Travel camp offers adventures for those with autism
Frontier Travel Camp founder wanted everyone to have chance to see world
Booking a trip and exploring new places is an exciting time for many.
But for people with autism, traveling can bring challenges and few options.
But one camp is changing the lives of people on the spectrum, like Heyden Fenney, and opening their eyes to new adventures.
Fenney has not always had the travel bug. Autism used to keep him stuck at home.
But a program called Frontier Travel Camp gave him his independence.
Scott Fineman created the camp because he loves seeing the world and felt everyone should have the opportunity. It's a travel program for late teens and adults on the autism spectrum.
“We’ve been to probably 30 countries between Europe and North America,” Fineman said.
The camp, which has been operating for 21 years, takes travelers from age 16 to adults in their 40s and 50s. The average cost per week of the trips is $3,000.
Fenney said he helps pay for his trips by selling artwork.
“We have a group between 25 and 30 people; our staff ratio is 5 to 1,” Fineman said.
Nurses, social workers and speech pathologists are among the professional staff who keep encouraging their “campers” to take on new adventures.
“National parks, hiking through Yosemite, Yellowstone, really getting them to be active,” Fineman said.

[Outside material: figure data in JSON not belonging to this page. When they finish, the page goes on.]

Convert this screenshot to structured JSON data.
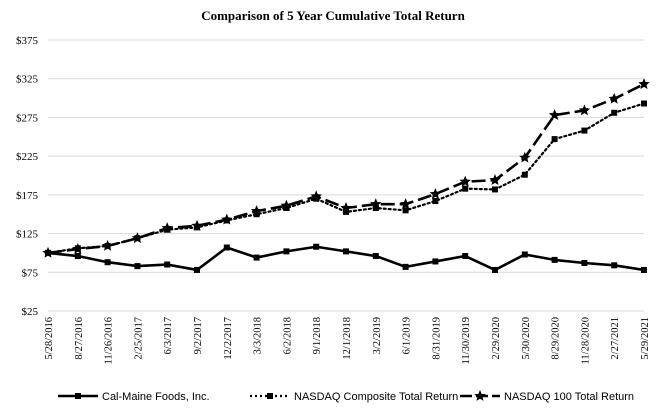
{
  "chart_data": {
    "type": "line",
    "title": "Comparison of 5 Year Cumulative Total Return",
    "xlabel": "",
    "ylabel": "",
    "ylim": [
      25,
      375
    ],
    "yticks": [
      25,
      75,
      125,
      175,
      225,
      275,
      325,
      375
    ],
    "ytick_labels": [
      "$25",
      "$75",
      "$125",
      "$175",
      "$225",
      "$275",
      "$325",
      "$375"
    ],
    "grid": true,
    "legend_position": "bottom",
    "categories": [
      "5/28/2016",
      "8/27/2016",
      "11/26/2016",
      "2/25/2017",
      "6/3/2017",
      "9/2/2017",
      "12/2/2017",
      "3/3/2018",
      "6/2/2018",
      "9/1/2018",
      "12/1/2018",
      "3/2/2019",
      "6/1/2019",
      "8/31/2019",
      "11/30/2019",
      "2/29/2020",
      "5/30/2020",
      "8/29/2020",
      "11/28/2020",
      "2/27/2021",
      "5/29/2021"
    ],
    "series": [
      {
        "name": "Cal-Maine Foods, Inc.",
        "style": "solid",
        "marker": "square",
        "color": "#000000",
        "values": [
          100,
          96,
          88,
          83,
          85,
          78,
          107,
          94,
          102,
          108,
          102,
          96,
          82,
          89,
          96,
          78,
          98,
          91,
          87,
          84,
          78
        ]
      },
      {
        "name": "NASDAQ Composite Total Return",
        "style": "dotted",
        "marker": "square",
        "color": "#000000",
        "values": [
          100,
          106,
          109,
          119,
          130,
          133,
          142,
          150,
          158,
          170,
          153,
          158,
          155,
          167,
          183,
          182,
          201,
          247,
          258,
          281,
          293
        ]
      },
      {
        "name": "NASDAQ 100 Total Return",
        "style": "dashed",
        "marker": "star",
        "color": "#000000",
        "values": [
          100,
          105,
          109,
          119,
          132,
          135,
          143,
          154,
          161,
          173,
          158,
          163,
          163,
          176,
          192,
          194,
          223,
          278,
          284,
          299,
          318
        ]
      }
    ]
  }
}
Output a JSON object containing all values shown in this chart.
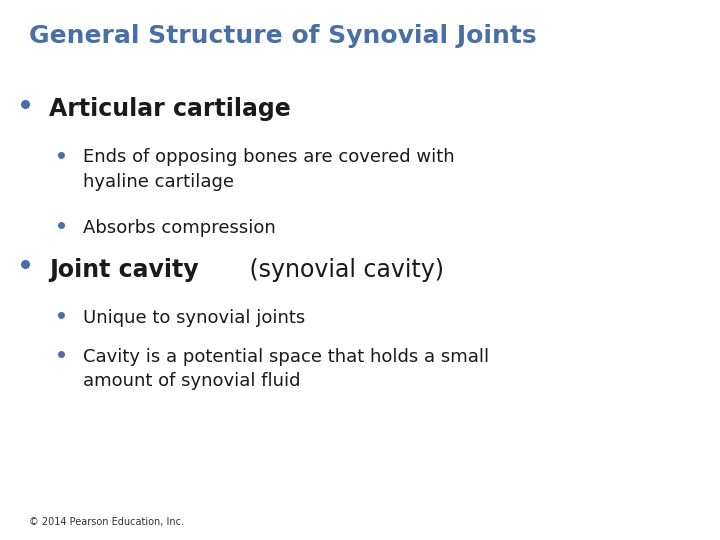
{
  "title": "General Structure of Synovial Joints",
  "title_color": "#4a6fa5",
  "title_fontsize": 18,
  "background_color": "#ffffff",
  "bullet_color": "#4a6fa5",
  "text_color": "#1a1a1a",
  "footer": "© 2014 Pearson Education, Inc.",
  "footer_fontsize": 7,
  "items": [
    {
      "level": 1,
      "text_bold": "Articular cartilage",
      "text_normal": "",
      "fontsize": 17
    },
    {
      "level": 2,
      "text_bold": "",
      "text_normal": "Ends of opposing bones are covered with\nhyaline cartilage",
      "fontsize": 13
    },
    {
      "level": 2,
      "text_bold": "",
      "text_normal": "Absorbs compression",
      "fontsize": 13
    },
    {
      "level": 1,
      "text_bold": "Joint cavity",
      "text_normal": " (synovial cavity)",
      "fontsize": 17
    },
    {
      "level": 2,
      "text_bold": "",
      "text_normal": "Unique to synovial joints",
      "fontsize": 13
    },
    {
      "level": 2,
      "text_bold": "",
      "text_normal": "Cavity is a potential space that holds a small\namount of synovial fluid",
      "fontsize": 13
    }
  ]
}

Fenney, 26, recalled a trip to Hawaii.
His mom, Joanna Fenney, said he wasn't always adventurous.
“Terrified of rain, terrified of big trees, buildings,” she said.
But Heyden Fenney's first trip at 18 changed everything, his mom said.
“I cried when he left, and he cried when he came home,” Joanna Fenney said.
Heyden Fenney said the best thing about traveling is the new friends he makes.
“So I could eat with them and have a chat with them. It makes me happy,” he said.
His next port of call? A Caribbean cruise in January.